Она уже давно притихла. Я подползла к ней и ощупью нашла ее руку.

Она вдруг сказала:

— Большой мальчик ей надает за это. Пусть не пристает к маленьким.

Голос у нее был сердитый, и слова меня сначала озадачили, но тут я сообразила, что это во сне. У меня было такое чувство, словно, уснув, Пана оставила меня одну. Даже посоветоваться не с кем. Разбудить ее? Я сидела на краешке матраца, прислушиваясь к ее прерывистому дыханию. Откуда-то издали доносился далекий лай собак, пенье лягушек… Интересно, хватится ли меня Вася? Сможет он найти меня? А если Митя, Валя и Галя разыскали дяденьку Сафронова и все ему рассказали, — будет он меня разыскивать? Ну конечно, будет. Он же смелый и добрый. Подойдет, например, к воротам и закричит: «Ариша, ты здесь?» Я крикну: «Я здесь, спасите нас!» Я прислушалась, но было тихо.

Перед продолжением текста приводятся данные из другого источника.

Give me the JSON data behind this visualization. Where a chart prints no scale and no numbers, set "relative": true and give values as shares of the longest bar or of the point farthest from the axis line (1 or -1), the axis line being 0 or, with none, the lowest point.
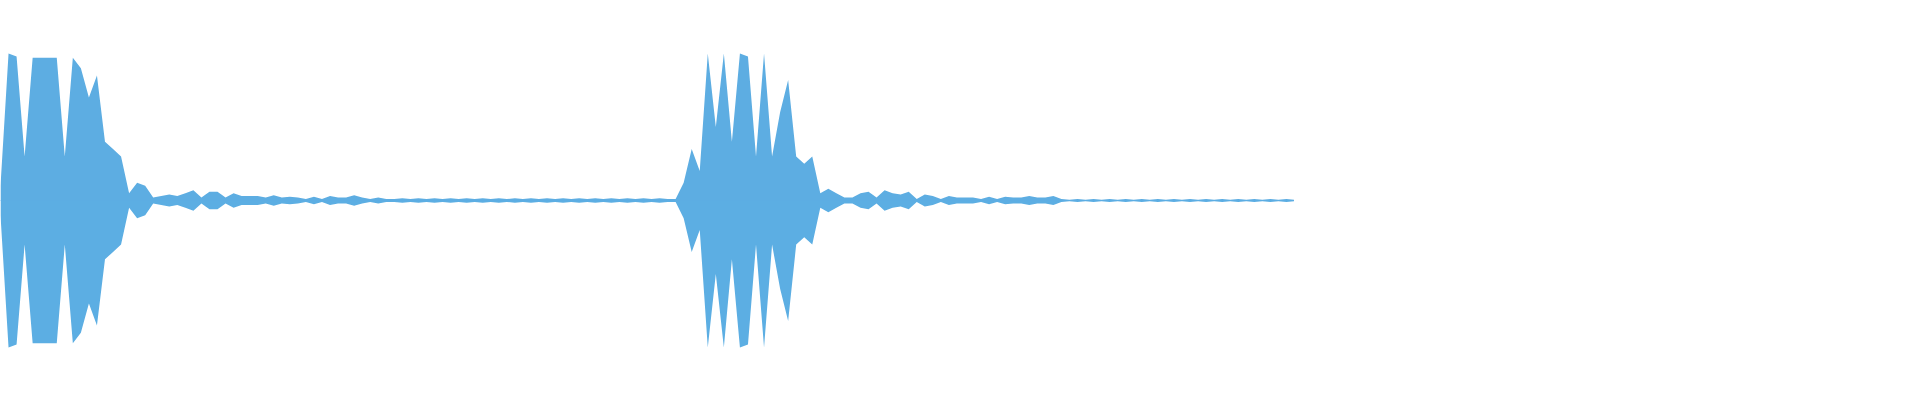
{
  "chart_data": {
    "type": "area",
    "relative": true,
    "ref_lines": [
      {
        "axis": "y",
        "value": 0,
        "color": "#5dade2"
      }
    ],
    "categories": [
      null,
      null,
      null,
      null,
      null,
      null,
      null,
      null,
      null,
      null,
      null,
      null,
      null,
      null,
      null,
      null,
      null,
      null,
      null,
      null,
      null,
      null,
      null,
      null,
      null,
      null,
      null,
      null,
      null,
      null,
      null,
      null,
      null,
      null,
      null,
      null,
      null,
      null,
      null,
      null,
      null,
      null,
      null,
      null,
      null,
      null,
      null,
      null,
      null,
      null,
      null,
      null,
      null,
      null,
      null,
      null,
      null,
      null,
      null,
      null,
      null,
      null,
      null,
      null,
      null,
      null,
      null,
      null,
      null,
      null,
      null,
      null,
      null,
      null,
      null,
      null,
      null,
      null,
      null,
      null,
      null,
      null,
      null,
      null,
      null,
      null,
      null,
      null,
      null,
      null,
      null,
      null,
      null,
      null,
      null,
      null,
      null,
      null,
      null,
      null,
      null,
      null,
      null,
      null,
      null,
      null,
      null,
      null,
      null,
      null,
      null,
      null,
      null,
      null,
      null,
      null,
      null,
      null,
      null,
      null,
      null,
      null,
      null,
      null,
      null,
      null,
      null,
      null,
      null,
      null,
      null,
      null,
      null,
      null,
      null,
      null,
      null,
      null,
      null,
      null,
      null,
      null,
      null,
      null,
      null,
      null,
      null,
      null,
      null,
      null,
      null,
      null,
      null,
      null,
      null,
      null,
      null,
      null,
      null,
      null,
      null,
      null
    ],
    "series": [
      {
        "color": "#5dade2",
        "values": [
          0.1,
          1,
          0.98,
          0.3,
          0.97,
          0.97,
          0.97,
          0.97,
          0.3,
          0.97,
          0.9,
          0.7,
          0.85,
          0.4,
          0.35,
          0.3,
          0.05,
          0.12,
          0.1,
          0.02,
          0.03,
          0.04,
          0.03,
          0.05,
          0.07,
          0.02,
          0.06,
          0.06,
          0.02,
          0.05,
          0.03,
          0.03,
          0.03,
          0.02,
          0.035,
          0.02,
          0.025,
          0.02,
          0.01,
          0.025,
          0.01,
          0.03,
          0.02,
          0.02,
          0.035,
          0.02,
          0.01,
          0.02,
          0.01,
          0.01,
          0.015,
          0.01,
          0.015,
          0.01,
          0.015,
          0.01,
          0.015,
          0.01,
          0.015,
          0.01,
          0.015,
          0.01,
          0.015,
          0.01,
          0.015,
          0.01,
          0.015,
          0.01,
          0.015,
          0.01,
          0.015,
          0.01,
          0.015,
          0.01,
          0.015,
          0.01,
          0.015,
          0.01,
          0.015,
          0.01,
          0.015,
          0.01,
          0.015,
          0.01,
          0.01,
          0.12,
          0.35,
          0.2,
          1,
          0.5,
          1,
          0.4,
          1,
          0.98,
          0.3,
          1,
          0.3,
          0.6,
          0.82,
          0.3,
          0.25,
          0.3,
          0.05,
          0.08,
          0.05,
          0.02,
          0.02,
          0.05,
          0.06,
          0.02,
          0.07,
          0.05,
          0.04,
          0.06,
          0.01,
          0.04,
          0.03,
          0.01,
          0.03,
          0.02,
          0.02,
          0.02,
          0.01,
          0.025,
          0.01,
          0.025,
          0.02,
          0.02,
          0.03,
          0.02,
          0.02,
          0.03,
          0.01,
          0.005,
          0.01,
          0.005,
          0.01,
          0.005,
          0.01,
          0.005,
          0.01,
          0.005,
          0.01,
          0.005,
          0.01,
          0.005,
          0.01,
          0.005,
          0.01,
          0.005,
          0.01,
          0.005,
          0.01,
          0.005,
          0.01,
          0.005,
          0.01,
          0.005,
          0.01,
          0.005,
          0.01,
          0.005
        ]
      },
      {
        "color": "#5caee3",
        "values": [
          -0.1,
          -1,
          -0.98,
          -0.3,
          -0.97,
          -0.97,
          -0.97,
          -0.97,
          -0.3,
          -0.97,
          -0.9,
          -0.7,
          -0.85,
          -0.4,
          -0.35,
          -0.3,
          -0.05,
          -0.12,
          -0.1,
          -0.02,
          -0.03,
          -0.04,
          -0.03,
          -0.05,
          -0.07,
          -0.02,
          -0.06,
          -0.06,
          -0.02,
          -0.05,
          -0.03,
          -0.03,
          -0.03,
          -0.02,
          -0.035,
          -0.02,
          -0.025,
          -0.02,
          -0.01,
          -0.025,
          -0.01,
          -0.03,
          -0.02,
          -0.02,
          -0.035,
          -0.02,
          -0.01,
          -0.02,
          -0.01,
          -0.01,
          -0.015,
          -0.01,
          -0.015,
          -0.01,
          -0.015,
          -0.01,
          -0.015,
          -0.01,
          -0.015,
          -0.01,
          -0.015,
          -0.01,
          -0.015,
          -0.01,
          -0.015,
          -0.01,
          -0.015,
          -0.01,
          -0.015,
          -0.01,
          -0.015,
          -0.01,
          -0.015,
          -0.01,
          -0.015,
          -0.01,
          -0.015,
          -0.01,
          -0.015,
          -0.01,
          -0.015,
          -0.01,
          -0.015,
          -0.01,
          -0.01,
          -0.12,
          -0.35,
          -0.2,
          -1,
          -0.5,
          -1,
          -0.4,
          -1,
          -0.98,
          -0.3,
          -1,
          -0.3,
          -0.6,
          -0.82,
          -0.3,
          -0.25,
          -0.3,
          -0.05,
          -0.08,
          -0.05,
          -0.02,
          -0.02,
          -0.05,
          -0.06,
          -0.02,
          -0.07,
          -0.05,
          -0.04,
          -0.06,
          -0.01,
          -0.04,
          -0.03,
          -0.01,
          -0.03,
          -0.02,
          -0.02,
          -0.02,
          -0.01,
          -0.025,
          -0.01,
          -0.025,
          -0.02,
          -0.02,
          -0.03,
          -0.02,
          -0.02,
          -0.03,
          -0.01,
          -0.005,
          -0.01,
          -0.005,
          -0.01,
          -0.005,
          -0.01,
          -0.005,
          -0.01,
          -0.005,
          -0.01,
          -0.005,
          -0.01,
          -0.005,
          -0.01,
          -0.005,
          -0.01,
          -0.005,
          -0.01,
          -0.005,
          -0.01,
          -0.005,
          -0.01,
          -0.005,
          -0.01,
          -0.005,
          -0.01,
          -0.005,
          -0.01,
          -0.005
        ]
      }
    ]
  }
}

Ощупью я подползла к двери и стала сильно трясти ее, даже ручка расшаталась. Лунный свет проникал в сарай через щель между стеной и крышей. Если подставить руку в полосу света, то видны пальцы, ногти, даже грязные полосы на ладонях. А в углах такая черная тьма. Не хочу я тут сидеть, не хочу, и все. Полезла в угол, где свалены были кирпичи. Вот один, другой, почти целые. Положила их под дверь, снова поползла в угол, обдирая коленки саксауловыми щепками. Со звоном высыпала из ведра пузырьки и прислушалась… Пана что-то пробормотала и смолкла.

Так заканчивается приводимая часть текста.